IMDB Ethical Web Scraping

Author

Cullen Ryle

Introduction

I plan to analyze the top 100 highest-rated books on Goodreads.com to investigate whether there are any common characteristics that link these titles together. The central research question is: What shared features, if any, contribute to a book being among the top-rated on Goodreads? To explore this, I will examine several variables, including each book’s position on the list, genre, individual rating, average rating, total number of reviews, and the number of users who have rated the book. By analyzing these variables, I aim to uncover any patterns or trends that may explain why these books are consistently recognized as top performers by the Goodreads community. The Reason I chose this topic is because I love reading, one of my favorite books that I have read over the last year was Fiddlers Green by Richard McKenna.

Analysis type breakdown

For this analysis I will use the R package Rvest to scrape the Goodreads webpage for the variables listed in the introduction section. After this data is collected using R script I will then put it all into a combined table where I will then use other R packages to test variables together in different graph types to see correlations between variables.

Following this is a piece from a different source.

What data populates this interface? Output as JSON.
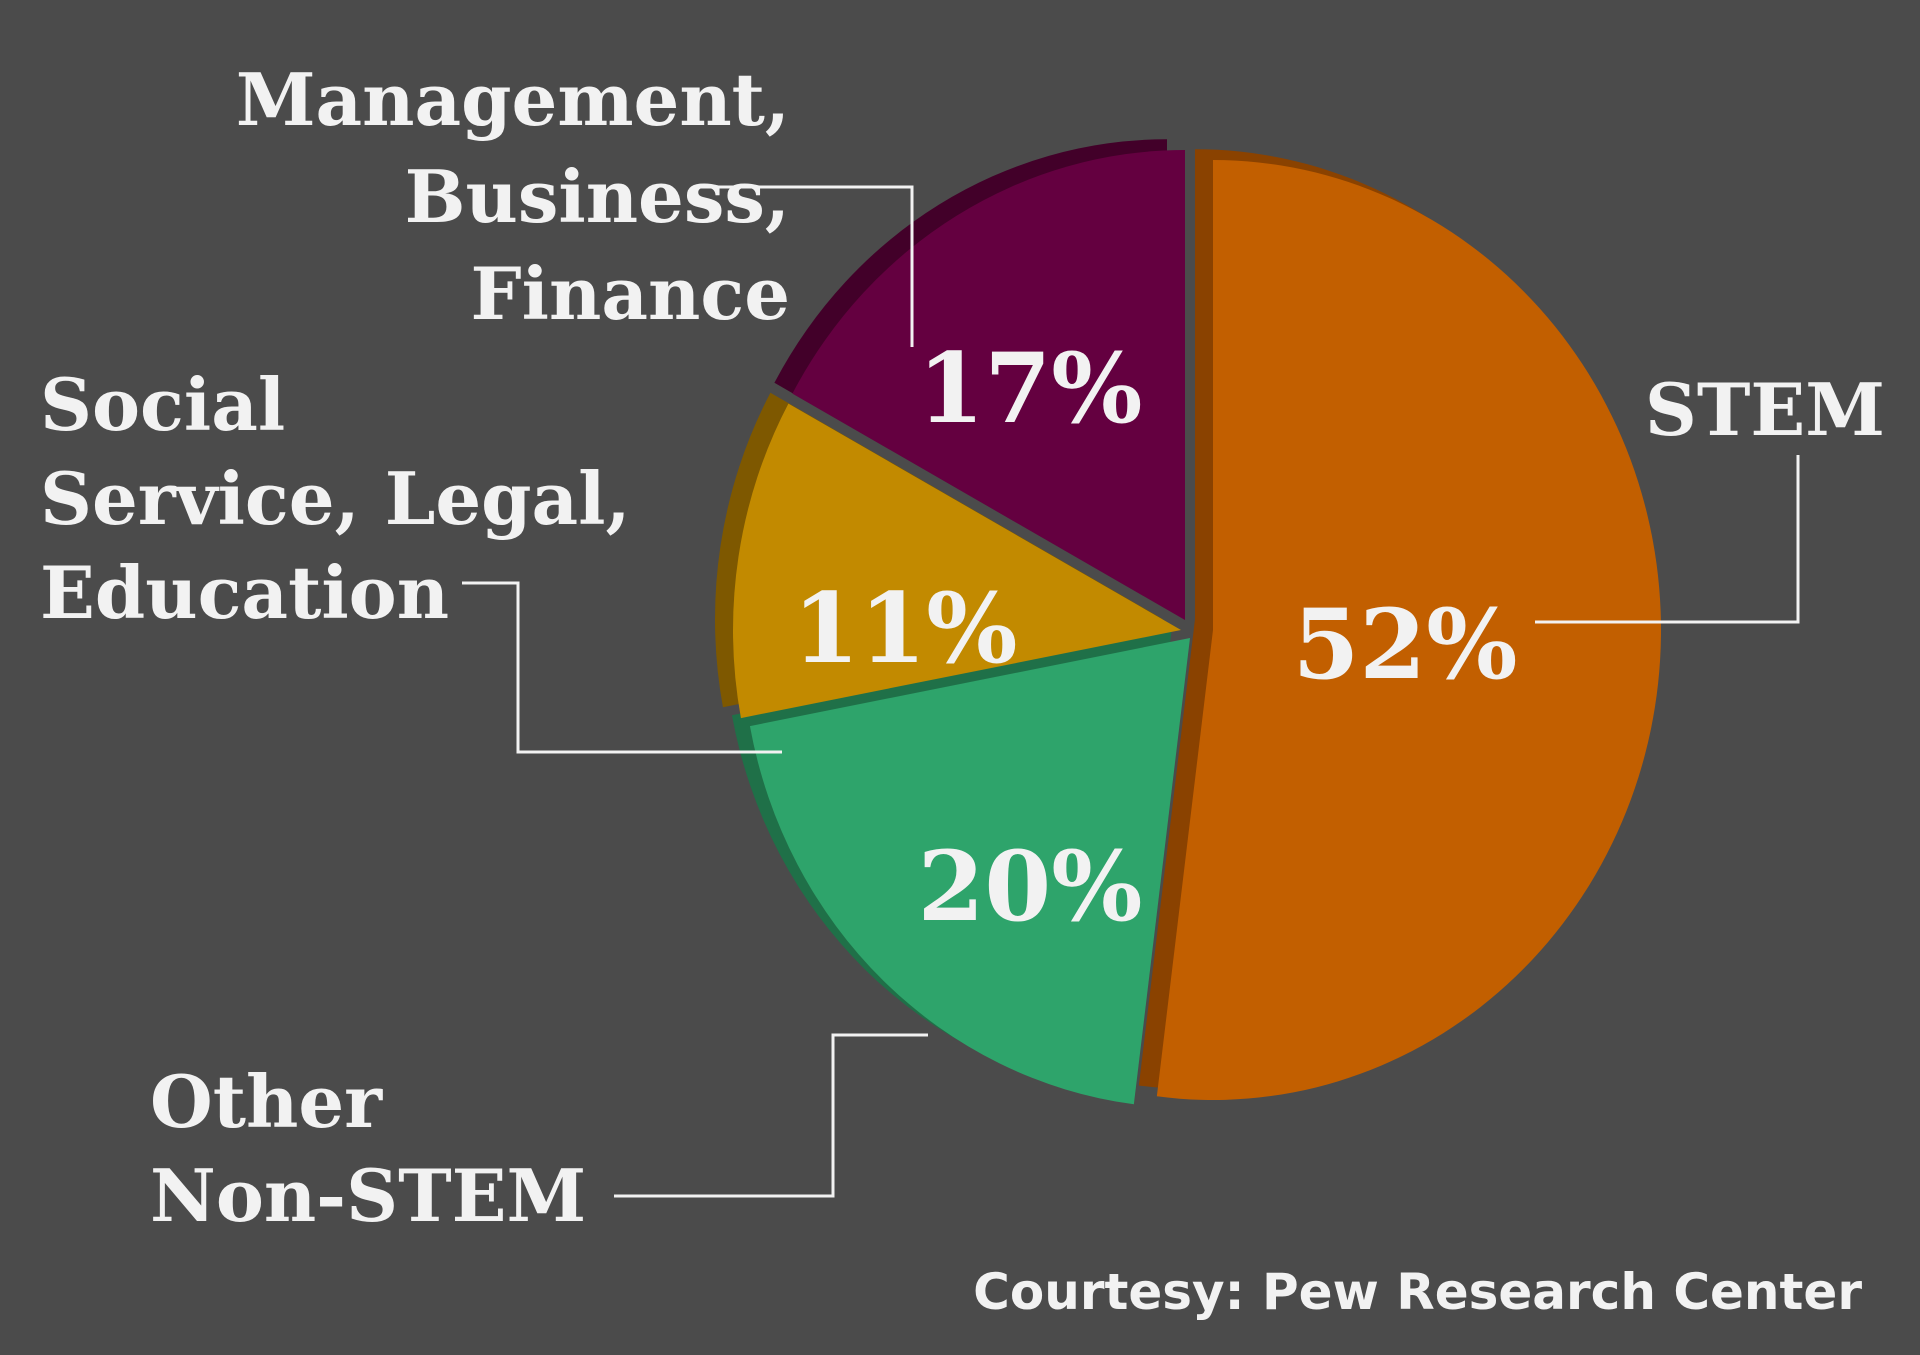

For reference the following is the webpage being used to scrape data from.

https://www.goodreads.com/list/show/153860.Goodreads_Top_100_Highest_Rated_Books_on_Goodreads_with_at_least_10_000_Ratings

Analysis type breakdown

Book position by Score

The graph Bp by S shows the list of the top 10 books by the overall score for the books. The Score is calculated from the number of people who have voted on the books rating and the rating they ranked the book. The graph showing that the first ranked books score is way beyond the others, the results of this comparison stemming from the total score could be skewed based on there being more people who reviewed one book over another.

Rating Count by Rating

The graph RC by R shows the total ratings per book by the average rating for the book. This showing for the top 100 books that most books do not have the same number of reviews and only a few having significantly more books than others. While in this list the average rating for the book not indicating but score. With this we gleam that most books with a distribution of ratings even at higher levels sometimes have a lower number of ratings while not being listed in first position.

Book Rank by Avg. Rating

The graph BR by Avg. R shows each book per listed rank and its listed average rating. This giving us insight into the difference between rank and book average rating. The main purpose of this graph inst go get significant insight but just to visualize in scale a comparison of the books ranked against each other.

Distribution by Average Ratings

The graph D by Avg. R shows that the average rating for books are around 4.6. Increasing in the ratings there are fewer and fewer books. Looking at the lowering count per increasing ratings, could assume a near exponential increase for those books closer to the highest rating. This shows that even with books considered the best it is even harder to make it higher among its comps.

Position by Rating

From the P by R graph it shows us that books with a higher ratings count tend to also have a higher book position. We could assume that some books with higher ratings may be skewed due to the higher count of ratings which would throw the end rating position off.

Final Analysis

To investigate what characteristics define the top 100 highest-rated books on Goodreads, several visualizations were created using key variables including book position, average rating, review count, and overall score. The graph comparing book position to score reveals that the top-ranked book stands out significantly, suggesting that total score is heavily influenced by the volume of ratings a book receives, rather than just its quality. Similarly, when examining review count versus average rating, we see that books can achieve high ratings even with fewer reviews, indicating that popularity does not always correlate with perceived quality.

A distribution analysis of average ratings shows that most top books cluster around an average rating of 4.6, with very few reaching higher scores. This sharp decline suggests that achieving near-perfect ratings is rare, even among the highest-rated books, highlighting the competitive nature of standing out at the very top. Finally, plotting book position against ratings count shows a trend where books with more reviews often occupy higher-ranked positions, hinting that broader readership may play a role in boosting visibility and score. However, this also raises the concern that rating counts could skew final rankings, favoring well-known titles over lesser-known but equally well-reviewed ones.

Together, these findings suggest that while average rating is important, the number of reviews and total score also play significant roles in determining which books make it to the top of the list—indicating that visibility and community engagement may be just as influential as quality alone.